Actualités 2 octobre 2018

Des stimulateurs de croissance inspirés de la nature

Quand on questionne le chercheur Donald L. Smith sur l’impact des changements climatiques sur l’agriculture, il commence par raconter l’histoire populaire du roi Knut qui, il y a plus d’un millénaire, avait fait installer son trône au bord de la mer pour prouver à ses courtisans que même la royauté ne pouvait empêcher la marée de monter.

« C’est la même chose avec les conditions climatiques, soutient le professeur du Département des sciences végétales de l’Université McGill. Qu’on le veuille ou non, le climat change et affectera nos façons de produire nos cultures. Les agriculteurs doivent s’y préparer et s’adapter. »

Selon les endroits, il fait plus chaud, mais aussi plus sec. C’est déjà le cas en Californie. Donald Smith prévoit d’ailleurs une sorte de guerre de l’eau dans les prochaines années entre les pays. En conséquence, les producteurs devront apprendre à mieux gérer l’utilisation de l’or bleu, tout en augmentant leur production pour nourrir la population grandissante.
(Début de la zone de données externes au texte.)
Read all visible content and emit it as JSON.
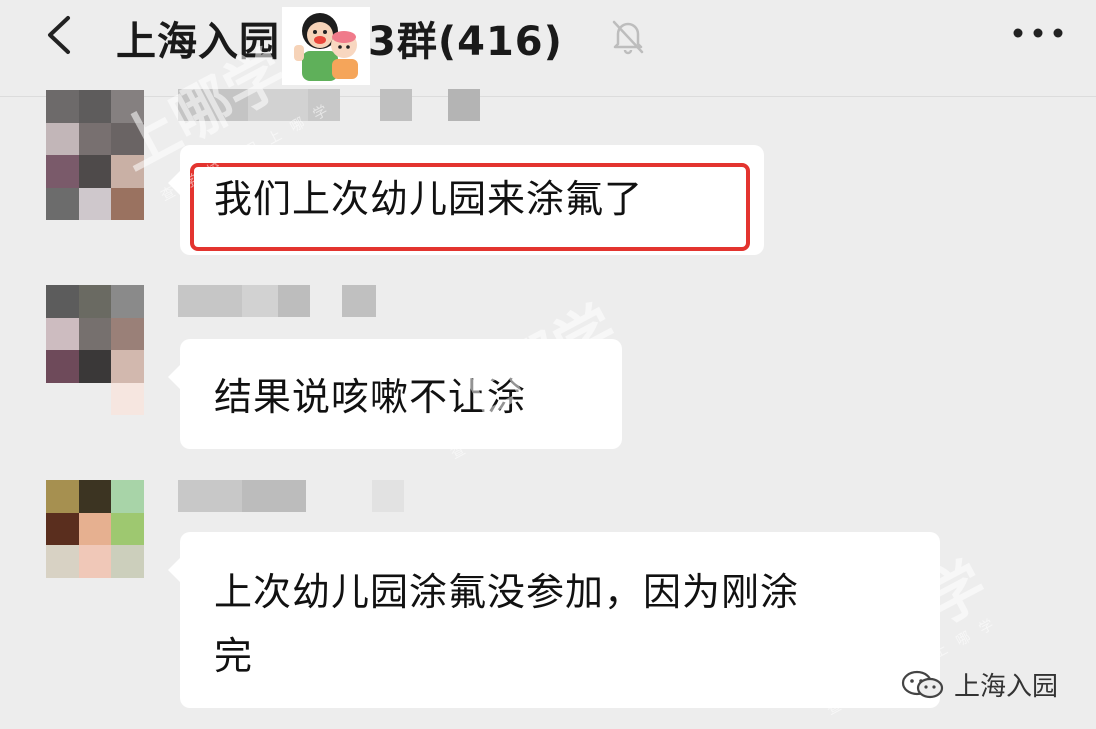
{
  "header": {
    "title_prefix": "上海入园",
    "title_suffix": "3群(416)",
    "back_icon": "chevron-left-icon",
    "mute_icon": "bell-off-icon",
    "more_icon": "more-dots-icon"
  },
  "messages": [
    {
      "text": "我们上次幼儿园来涂氟了",
      "highlighted": true
    },
    {
      "text": "结果说咳嗽不让涂",
      "highlighted": false
    },
    {
      "text_line1": "上次幼儿园涂氟没参加，因为刚涂",
      "text_line2": "完",
      "highlighted": false
    }
  ],
  "watermark": {
    "main": "上哪学",
    "sub": "查学校 用上哪学"
  },
  "brand": {
    "name": "上海入园",
    "icon": "wechat-icon"
  },
  "colors": {
    "background": "#ededed",
    "bubble": "#ffffff",
    "highlight": "#e3342f"
  }
}
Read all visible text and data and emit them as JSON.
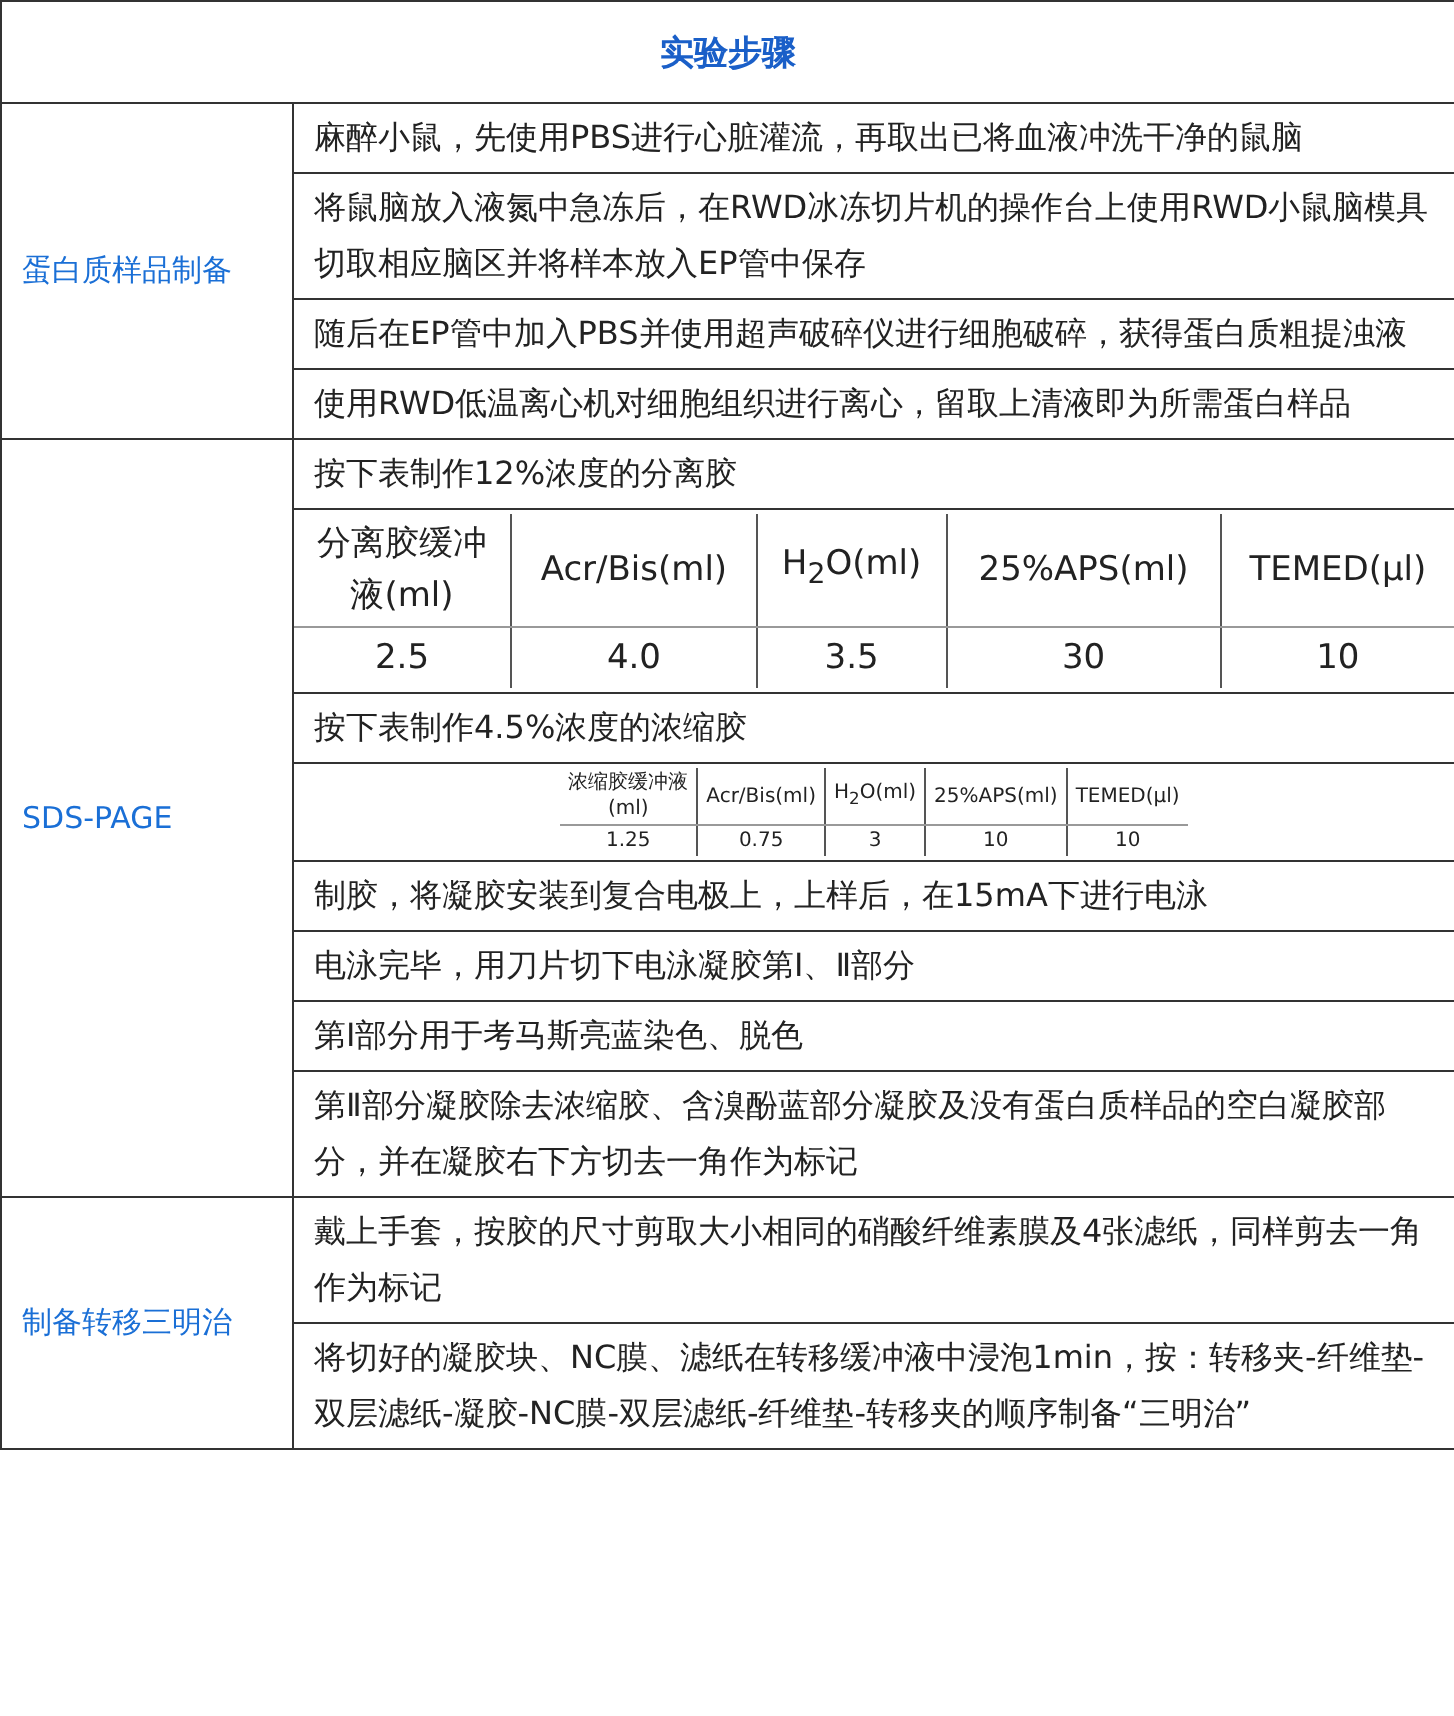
{
  "title": "实验步骤",
  "sections": [
    {
      "name": "蛋白质样品制备",
      "steps": [
        {
          "kind": "text",
          "text": "麻醉小鼠，先使用PBS进行心脏灌流，再取出已将血液冲洗干净的鼠脑"
        },
        {
          "kind": "text",
          "text": "将鼠脑放入液氮中急冻后，在RWD冰冻切片机的操作台上使用RWD小鼠脑模具切取相应脑区并将样本放入EP管中保存"
        },
        {
          "kind": "text",
          "text": "随后在EP管中加入PBS并使用超声破碎仪进行细胞破碎，获得蛋白质粗提浊液"
        },
        {
          "kind": "text",
          "text": "使用RWD低温离心机对细胞组织进行离心，留取上清液即为所需蛋白样品"
        }
      ]
    },
    {
      "name": "SDS-PAGE",
      "steps": [
        {
          "kind": "text",
          "text": "按下表制作12%浓度的分离胶"
        },
        {
          "kind": "large_table",
          "headers": [
            "分离胶缓冲液(ml)",
            "Acr/Bis(ml)",
            "H$_{2}$O(ml)",
            "25%APS(ml)",
            "TEMED(μl)"
          ],
          "values": [
            "2.5",
            "4.0",
            "3.5",
            "30",
            "10"
          ]
        },
        {
          "kind": "text",
          "text": "按下表制作4.5%浓度的浓缩胶"
        },
        {
          "kind": "small_table",
          "headers": [
            "浓缩胶缓冲液(ml)",
            "Acr/Bis(ml)",
            "H$_{2}$O(ml)",
            "25%APS(ml)",
            "TEMED(μl)"
          ],
          "values": [
            "1.25",
            "0.75",
            "3",
            "10",
            "10"
          ]
        },
        {
          "kind": "text",
          "text": "制胶，将凝胶安装到复合电极上，上样后，在15mA下进行电泳"
        },
        {
          "kind": "text",
          "text": "电泳完毕，用刀片切下电泳凝胶第Ⅰ、Ⅱ部分"
        },
        {
          "kind": "text",
          "text": "第Ⅰ部分用于考马斯亮蓝染色、脱色"
        },
        {
          "kind": "text",
          "text": "第Ⅱ部分凝胶除去浓缩胶、含溴酚蓝部分凝胶及没有蛋白质样品的空白凝胶部分，并在凝胶右下方切去一角作为标记"
        }
      ]
    },
    {
      "name": "制备转移三明治",
      "steps": [
        {
          "kind": "text",
          "text": "戴上手套，按胶的尺寸剪取大小相同的硝酸纤维素膜及4张滤纸，同样剪去一角作为标记"
        },
        {
          "kind": "text",
          "text": "将切好的凝胶块、NC膜、滤纸在转移缓冲液中浸泡1min，按：转移夹-纤维垫-双层滤纸-凝胶-NC膜-双层滤纸-纤维垫-转移夹的顺序制备“三明治”"
        }
      ]
    }
  ]
}
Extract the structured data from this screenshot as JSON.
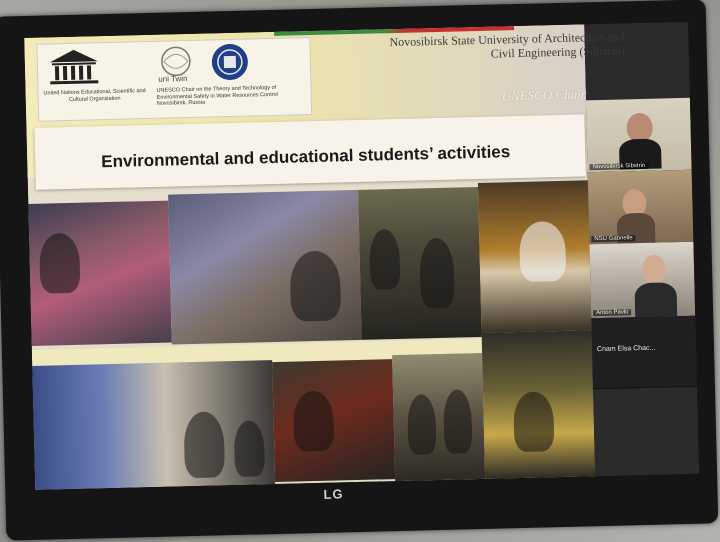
{
  "slide": {
    "unesco_caption": "United Nations Educational, Scientific and Cultural Organization",
    "unitwin_logo_text": "uni Twin",
    "chair_caption": "UNESCO Chair on the Theory and Technology of Environmental Safety in Water Resources Control Novosibirsk, Russia",
    "university_line1": "Novosibirsk State University of Architecture and",
    "university_line2": "Civil Engineering (Sibstrin)",
    "chair_label": "UNESCO Chair",
    "title": "Environmental and educational students’ activities"
  },
  "participants": [
    {
      "label": "Novosibirsk Sibstrin"
    },
    {
      "label": "NSU Gabrielle"
    },
    {
      "label": "Anton Pavlo"
    },
    {
      "label": "Cnam Elsa Chac..."
    }
  ],
  "monitor": {
    "brand": "LG"
  },
  "colors": {
    "slide_yellow": "#efe6a8",
    "title_band": "#f7f3ea",
    "bezel": "#151515"
  }
}
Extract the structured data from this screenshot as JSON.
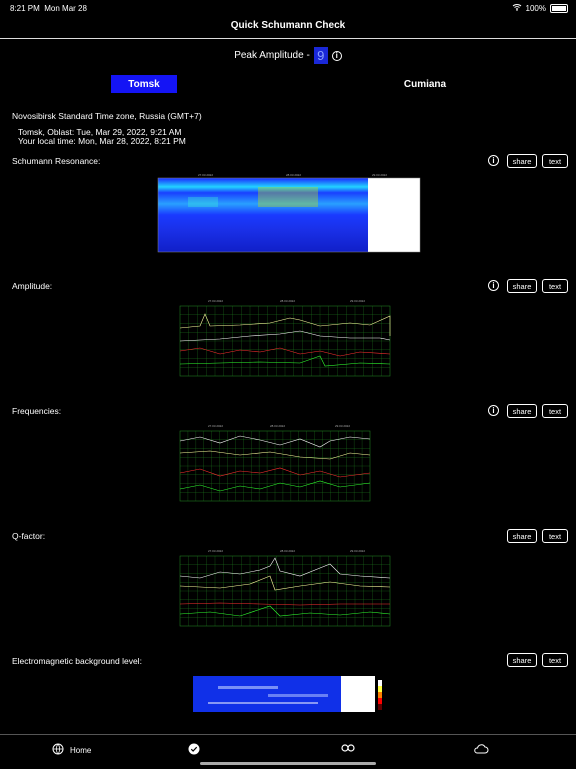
{
  "status": {
    "time": "8:21 PM",
    "date": "Mon Mar 28",
    "battery": "100%"
  },
  "header": {
    "title": "Quick Schumann Check"
  },
  "peak": {
    "label": "Peak Amplitude -",
    "value": "9"
  },
  "tabs": [
    {
      "label": "Tomsk"
    },
    {
      "label": "Cumiana"
    }
  ],
  "location": {
    "zone": "Novosibirsk Standard Time zone, Russia (GMT+7)",
    "station_time": "Tomsk, Oblast: Tue, Mar 29, 2022, 9:21 AM",
    "local_time": "Your local time: Mon, Mar 28, 2022, 8:21 PM"
  },
  "sections": [
    {
      "label": "Schumann Resonance:"
    },
    {
      "label": "Amplitude:"
    },
    {
      "label": "Frequencies:"
    },
    {
      "label": "Q-factor:"
    },
    {
      "label": "Electromagnetic background level:"
    }
  ],
  "buttons": {
    "share": "share",
    "text": "text"
  },
  "chart_dates": [
    "27.03.2022",
    "28.03.2022",
    "29.03.2022"
  ],
  "colors": {
    "accent": "#1414f5",
    "peak_bg": "#1a28d8",
    "grid": "#1f7a1f"
  },
  "tabbar": {
    "home": "Home"
  }
}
Pour les aider à relever ce défi, le chercheur a développé des stimulateurs de croissance inspirés de la nature. Il s’agit en fait de molécules chimiques issues des plantes ou des bactéries. « Depuis des millions d’années, les plantes et les bactéries du sol évoluent en s’aidant mutuellement à s’adapter à l’environnement. Ensemble, elles s’échangent des messages, sous forme de molécules chimiques, qui permettent notamment d’activer leur croissance sous certains stress, par exemple, lors d’une pénurie d’eau. »

Messages décodés

C’est en étudiant des problèmes de culture du soya au Québec que son équipe et lui ont réussi à décoder certains de ces messages et à isoler deux molécules qui agissent à la manière d’hormones de croissance. Après avoir développé un procédé novateur pour produire celles-ci en grande quantité en laboratoire et entrepris des essais aux champs, ils se sont aperçus que ces deux molécules stimulaient grandement la croissance de plusieurs types de plantes, particulièrement lorsque ces dernières étaient soumises à des stress tels que le sel, la chaleur extrême et la sécheresse. Fait intéressant, l’épandage en faible concentration de ces molécules permet d’obtenir un bon rendement à prix économique.
« Nous commençons seulement à découvrir le potentiel des molécules chimiques sécrétées par les plantes et les bactéries. Je suis certain que nous trouverons d’autres molécules qui pourront aider les agriculteurs à produire davantage tout en s’adaptant aux changements climatiques », conclut M. Smith.  

Communication brisée

Si le soya croît difficilement sous les 25 °C, c’est en raison des échanges qui se font moins bien entre la plante et les bactéries présentes dans le sol à cette température, a constaté le chercheur Donald L. Smith.